C'est un peu comme les échecs. Sauf que vous ne savez pas contre qui vous jouez. L'échiquier a une taille inconnue, un nombre de dimensions inconnu, il y a beaucoup plus de pièces (un nombre aussi inconnu) et de règles, et ces règles changent en fonction de la configuration des pièces. Vous ne connaissez pas non plus l'ensemble des règles, vous ne pouvez que les découvrir au fur et à mesure, et ces règles sont dynamiques. Certaines apparaissent au beau milieu du jeu, et d'autres disparaissent.

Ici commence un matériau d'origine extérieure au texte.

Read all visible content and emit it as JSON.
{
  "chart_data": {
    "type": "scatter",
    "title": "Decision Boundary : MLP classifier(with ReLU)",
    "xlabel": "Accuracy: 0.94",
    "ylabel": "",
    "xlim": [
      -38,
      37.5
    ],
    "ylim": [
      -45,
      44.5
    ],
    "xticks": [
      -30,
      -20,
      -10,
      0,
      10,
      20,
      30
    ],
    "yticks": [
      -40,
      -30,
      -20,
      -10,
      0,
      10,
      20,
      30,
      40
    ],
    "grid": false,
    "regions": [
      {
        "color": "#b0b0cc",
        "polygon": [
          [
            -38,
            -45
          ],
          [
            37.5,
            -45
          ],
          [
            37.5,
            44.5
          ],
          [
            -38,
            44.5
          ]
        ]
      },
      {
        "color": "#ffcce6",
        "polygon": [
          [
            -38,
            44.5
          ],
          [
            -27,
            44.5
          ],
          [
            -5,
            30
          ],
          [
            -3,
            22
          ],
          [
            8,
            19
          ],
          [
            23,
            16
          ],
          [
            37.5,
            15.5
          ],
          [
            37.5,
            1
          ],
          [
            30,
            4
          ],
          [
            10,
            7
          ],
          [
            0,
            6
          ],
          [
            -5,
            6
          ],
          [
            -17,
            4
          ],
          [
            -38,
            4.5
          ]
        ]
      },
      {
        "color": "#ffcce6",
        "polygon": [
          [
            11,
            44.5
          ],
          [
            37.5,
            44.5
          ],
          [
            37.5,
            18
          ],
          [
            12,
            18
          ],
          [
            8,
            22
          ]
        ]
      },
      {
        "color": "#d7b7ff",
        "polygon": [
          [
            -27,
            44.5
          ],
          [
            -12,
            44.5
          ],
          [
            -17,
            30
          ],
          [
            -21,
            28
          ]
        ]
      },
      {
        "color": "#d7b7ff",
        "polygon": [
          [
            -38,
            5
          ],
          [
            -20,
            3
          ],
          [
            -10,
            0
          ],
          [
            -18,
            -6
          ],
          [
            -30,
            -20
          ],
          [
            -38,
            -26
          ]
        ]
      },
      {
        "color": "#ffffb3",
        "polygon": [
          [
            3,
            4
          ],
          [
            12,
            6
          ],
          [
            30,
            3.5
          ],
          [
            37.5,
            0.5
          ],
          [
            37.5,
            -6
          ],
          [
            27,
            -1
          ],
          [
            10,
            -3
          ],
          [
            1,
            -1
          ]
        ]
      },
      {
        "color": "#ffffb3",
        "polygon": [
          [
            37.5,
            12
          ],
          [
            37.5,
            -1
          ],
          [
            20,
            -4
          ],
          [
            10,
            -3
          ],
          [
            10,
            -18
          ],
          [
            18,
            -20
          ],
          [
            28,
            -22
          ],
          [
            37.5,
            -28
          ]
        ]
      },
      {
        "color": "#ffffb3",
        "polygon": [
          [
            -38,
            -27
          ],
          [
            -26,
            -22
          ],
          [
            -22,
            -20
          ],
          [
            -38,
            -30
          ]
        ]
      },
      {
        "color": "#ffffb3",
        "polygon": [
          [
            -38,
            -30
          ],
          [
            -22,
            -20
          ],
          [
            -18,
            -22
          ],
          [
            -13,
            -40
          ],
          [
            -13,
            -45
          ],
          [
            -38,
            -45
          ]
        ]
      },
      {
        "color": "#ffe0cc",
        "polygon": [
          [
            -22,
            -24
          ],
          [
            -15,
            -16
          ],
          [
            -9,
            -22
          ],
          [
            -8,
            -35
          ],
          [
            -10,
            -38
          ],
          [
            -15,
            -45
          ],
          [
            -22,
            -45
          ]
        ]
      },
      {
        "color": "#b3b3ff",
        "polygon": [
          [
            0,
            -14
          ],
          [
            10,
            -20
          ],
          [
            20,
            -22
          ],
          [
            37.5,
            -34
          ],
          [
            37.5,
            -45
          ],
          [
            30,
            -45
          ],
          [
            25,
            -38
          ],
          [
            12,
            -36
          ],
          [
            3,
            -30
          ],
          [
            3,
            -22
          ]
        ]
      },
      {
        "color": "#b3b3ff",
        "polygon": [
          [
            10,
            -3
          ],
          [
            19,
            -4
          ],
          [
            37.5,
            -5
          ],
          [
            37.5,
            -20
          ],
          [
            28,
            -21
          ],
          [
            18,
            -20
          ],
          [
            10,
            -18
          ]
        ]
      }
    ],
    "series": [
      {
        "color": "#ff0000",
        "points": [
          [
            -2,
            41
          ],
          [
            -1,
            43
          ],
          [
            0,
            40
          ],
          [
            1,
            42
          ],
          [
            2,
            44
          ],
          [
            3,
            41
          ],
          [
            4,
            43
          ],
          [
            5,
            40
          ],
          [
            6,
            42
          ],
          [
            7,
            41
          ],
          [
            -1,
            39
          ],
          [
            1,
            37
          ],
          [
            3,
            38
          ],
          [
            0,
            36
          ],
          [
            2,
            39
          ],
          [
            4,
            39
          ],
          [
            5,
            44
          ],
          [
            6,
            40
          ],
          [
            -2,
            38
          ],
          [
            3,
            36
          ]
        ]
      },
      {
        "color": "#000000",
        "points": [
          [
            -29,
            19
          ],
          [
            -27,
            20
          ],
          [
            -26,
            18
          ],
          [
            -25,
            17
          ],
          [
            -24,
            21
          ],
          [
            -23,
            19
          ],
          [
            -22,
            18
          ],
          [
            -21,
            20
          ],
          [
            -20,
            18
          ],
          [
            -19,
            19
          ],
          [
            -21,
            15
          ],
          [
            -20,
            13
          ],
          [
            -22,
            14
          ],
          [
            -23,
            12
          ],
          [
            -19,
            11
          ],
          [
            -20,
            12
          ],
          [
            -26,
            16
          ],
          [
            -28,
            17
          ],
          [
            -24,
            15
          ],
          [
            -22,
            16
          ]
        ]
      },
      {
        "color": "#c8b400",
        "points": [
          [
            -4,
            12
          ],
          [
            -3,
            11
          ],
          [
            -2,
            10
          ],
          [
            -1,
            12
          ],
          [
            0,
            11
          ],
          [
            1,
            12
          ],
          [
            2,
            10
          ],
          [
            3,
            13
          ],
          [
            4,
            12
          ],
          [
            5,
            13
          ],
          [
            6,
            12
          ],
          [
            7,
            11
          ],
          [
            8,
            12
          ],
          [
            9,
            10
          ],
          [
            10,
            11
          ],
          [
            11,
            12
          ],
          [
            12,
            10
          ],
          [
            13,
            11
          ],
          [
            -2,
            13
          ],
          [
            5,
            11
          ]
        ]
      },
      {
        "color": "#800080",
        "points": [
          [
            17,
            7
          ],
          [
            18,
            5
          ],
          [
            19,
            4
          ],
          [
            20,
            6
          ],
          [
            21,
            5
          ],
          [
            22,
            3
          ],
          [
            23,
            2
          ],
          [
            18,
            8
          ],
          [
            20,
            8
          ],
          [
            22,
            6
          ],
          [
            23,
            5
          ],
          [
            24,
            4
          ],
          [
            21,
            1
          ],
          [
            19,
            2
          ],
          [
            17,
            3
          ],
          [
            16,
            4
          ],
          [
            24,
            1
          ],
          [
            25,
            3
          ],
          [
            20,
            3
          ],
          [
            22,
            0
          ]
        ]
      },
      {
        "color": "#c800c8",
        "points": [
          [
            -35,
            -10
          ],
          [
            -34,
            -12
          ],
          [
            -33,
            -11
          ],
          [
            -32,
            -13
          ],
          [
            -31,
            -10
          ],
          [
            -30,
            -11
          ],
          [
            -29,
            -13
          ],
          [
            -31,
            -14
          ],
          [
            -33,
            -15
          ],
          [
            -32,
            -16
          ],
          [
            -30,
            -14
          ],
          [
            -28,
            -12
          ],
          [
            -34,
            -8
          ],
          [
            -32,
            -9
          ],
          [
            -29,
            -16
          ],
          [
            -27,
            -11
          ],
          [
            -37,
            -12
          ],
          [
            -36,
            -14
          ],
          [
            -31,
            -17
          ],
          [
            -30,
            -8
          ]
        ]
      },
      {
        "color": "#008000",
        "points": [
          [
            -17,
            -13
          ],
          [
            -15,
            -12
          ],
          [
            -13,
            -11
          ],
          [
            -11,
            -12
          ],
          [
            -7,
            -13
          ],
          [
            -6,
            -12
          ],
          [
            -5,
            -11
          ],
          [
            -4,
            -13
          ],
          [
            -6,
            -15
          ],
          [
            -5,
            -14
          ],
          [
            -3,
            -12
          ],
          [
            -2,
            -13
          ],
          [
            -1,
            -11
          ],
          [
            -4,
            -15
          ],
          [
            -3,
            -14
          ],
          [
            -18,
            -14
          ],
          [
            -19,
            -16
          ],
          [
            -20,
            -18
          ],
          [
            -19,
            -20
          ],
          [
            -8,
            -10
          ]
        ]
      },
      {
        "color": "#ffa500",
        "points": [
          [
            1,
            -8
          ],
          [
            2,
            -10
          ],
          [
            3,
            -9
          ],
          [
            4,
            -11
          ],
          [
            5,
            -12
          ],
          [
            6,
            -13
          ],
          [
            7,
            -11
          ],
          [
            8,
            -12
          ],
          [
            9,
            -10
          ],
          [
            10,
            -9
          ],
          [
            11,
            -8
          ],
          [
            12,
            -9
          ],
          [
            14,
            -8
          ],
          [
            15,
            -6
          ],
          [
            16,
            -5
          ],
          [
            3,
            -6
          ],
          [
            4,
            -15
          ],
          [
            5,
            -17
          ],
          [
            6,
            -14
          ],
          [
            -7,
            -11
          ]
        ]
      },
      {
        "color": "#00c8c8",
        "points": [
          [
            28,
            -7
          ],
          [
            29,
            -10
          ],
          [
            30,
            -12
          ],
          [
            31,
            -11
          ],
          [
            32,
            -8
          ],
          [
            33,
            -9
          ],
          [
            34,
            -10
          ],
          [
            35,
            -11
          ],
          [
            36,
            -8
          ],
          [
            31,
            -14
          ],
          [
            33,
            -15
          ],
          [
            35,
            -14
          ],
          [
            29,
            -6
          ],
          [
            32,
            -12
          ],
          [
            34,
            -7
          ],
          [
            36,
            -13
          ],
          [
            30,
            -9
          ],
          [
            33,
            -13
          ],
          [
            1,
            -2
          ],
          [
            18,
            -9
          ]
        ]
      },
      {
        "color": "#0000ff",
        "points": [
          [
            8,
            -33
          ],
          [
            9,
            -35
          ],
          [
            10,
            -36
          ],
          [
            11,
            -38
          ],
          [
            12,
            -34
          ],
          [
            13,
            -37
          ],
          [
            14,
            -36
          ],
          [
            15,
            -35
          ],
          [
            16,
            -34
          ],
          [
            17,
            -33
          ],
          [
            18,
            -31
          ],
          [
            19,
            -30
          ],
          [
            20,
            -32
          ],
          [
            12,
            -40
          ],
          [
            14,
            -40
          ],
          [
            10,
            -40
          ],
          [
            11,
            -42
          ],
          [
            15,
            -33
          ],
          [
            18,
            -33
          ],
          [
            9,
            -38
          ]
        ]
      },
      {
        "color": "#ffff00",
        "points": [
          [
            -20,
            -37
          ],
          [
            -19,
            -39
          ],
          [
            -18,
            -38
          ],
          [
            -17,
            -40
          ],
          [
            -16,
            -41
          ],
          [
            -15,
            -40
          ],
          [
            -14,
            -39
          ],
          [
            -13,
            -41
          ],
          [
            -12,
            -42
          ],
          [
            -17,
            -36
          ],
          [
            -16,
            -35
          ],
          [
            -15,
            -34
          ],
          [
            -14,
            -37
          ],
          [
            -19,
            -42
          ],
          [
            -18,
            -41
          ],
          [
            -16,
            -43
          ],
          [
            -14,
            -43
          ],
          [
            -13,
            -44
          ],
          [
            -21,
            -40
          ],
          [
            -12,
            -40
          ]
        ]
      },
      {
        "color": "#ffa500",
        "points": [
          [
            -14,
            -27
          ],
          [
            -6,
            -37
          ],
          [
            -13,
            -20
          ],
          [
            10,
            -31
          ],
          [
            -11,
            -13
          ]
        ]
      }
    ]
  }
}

L'échiquier se replie sur lui-même parfois, et des configurations qui semblaient lointaines peuvent se télescoper par surprise. Parfois une configuration très complexe peut en fait devenir super simple en regardant l'échiquier sous un autre angle.
Jugements de valeur
Nous ne sommes plus à l'Antiquité, et même sur des sujets qui peuvent paraître très bien délimités et définis (genre «sciences exactes», terminologie assez incongrue au passage), il est très risqué de s'aventurer en amateur.
Et il est surtout complètement ridicule de penser que votre opinion d'amateur isolé ait une quelconque valeur devant l'avis qui émerge d'un consensus de plusieurs équipes de maîtres à ce jeu très bizarre d'échecs. Et ce n'est pas parce que vous savez que «les règles peuvent changer» et que «les maîtres peuvent se tromper» que votre opinion a autant de valeur que la leur.
Comme pour les échecs «classiques», les maîtres –même ensemble– peuvent se tromper, mais les chances qu'ils se trompent plus que vous (c'est-à-dire que vous fassiez mieux) sur le meilleur coup à faire sont infiniment faibles.
Une autre dimension s'y ajoute: pire, si par miracle vous aviez trouvé un meilleur coup qu'un comité de maîtres, vous seriez de toute façon incapable d'expliquer pourquoi il est meilleur. Qui vous fera confiance pour le coup suivant? Et le suivant encore?
Tout ça pour dire qu'il y a beaucoup d'ultracrépidariens parce que:
- On a évolué pour utiliser notre intuition. On est naturellement ultracrépidariens.
- La méthode scientifique est peu expliquée. On ne fait que du dressage scientifique à l'école (ce qui est utile, mais pas suffisant).
- On aime tous la satisfaction immédiate, l'impression de comprendre plutôt que l'effort de réellement comprendre. Les vulgarisateurs devraient faire plus attention, et ne pas avoir peur de décevoir leur public (qui ne devrait pas se sentir diminué à l'idée de n'avoir accès qu'à des approximations).
- Ceux qui ne sont pas experts pensent avoir une légitimité en tant qu'«opprimés» du savoir. Et les experts, ne voulant pas passer pour des oppresseurs, montrent beaucoup de prudence dans leurs affirmations (alors qu'il n'y a aucune honte à changer d'avis, surtout quand on sait justifier pourquoi on change d'avis).
- Les compétences d'un expert intellectuel sont plus difficiles à percevoir que celles d'un expert du corps (un athlète, par exemple). Cela aide à désinhiber les prétentions ultracrépidariennes.
C'était mon opinion à deux ronds de bac moins dix en psychologie, en sociologie, et en pédagogie. À vous d'y accorder un crédit mesuré.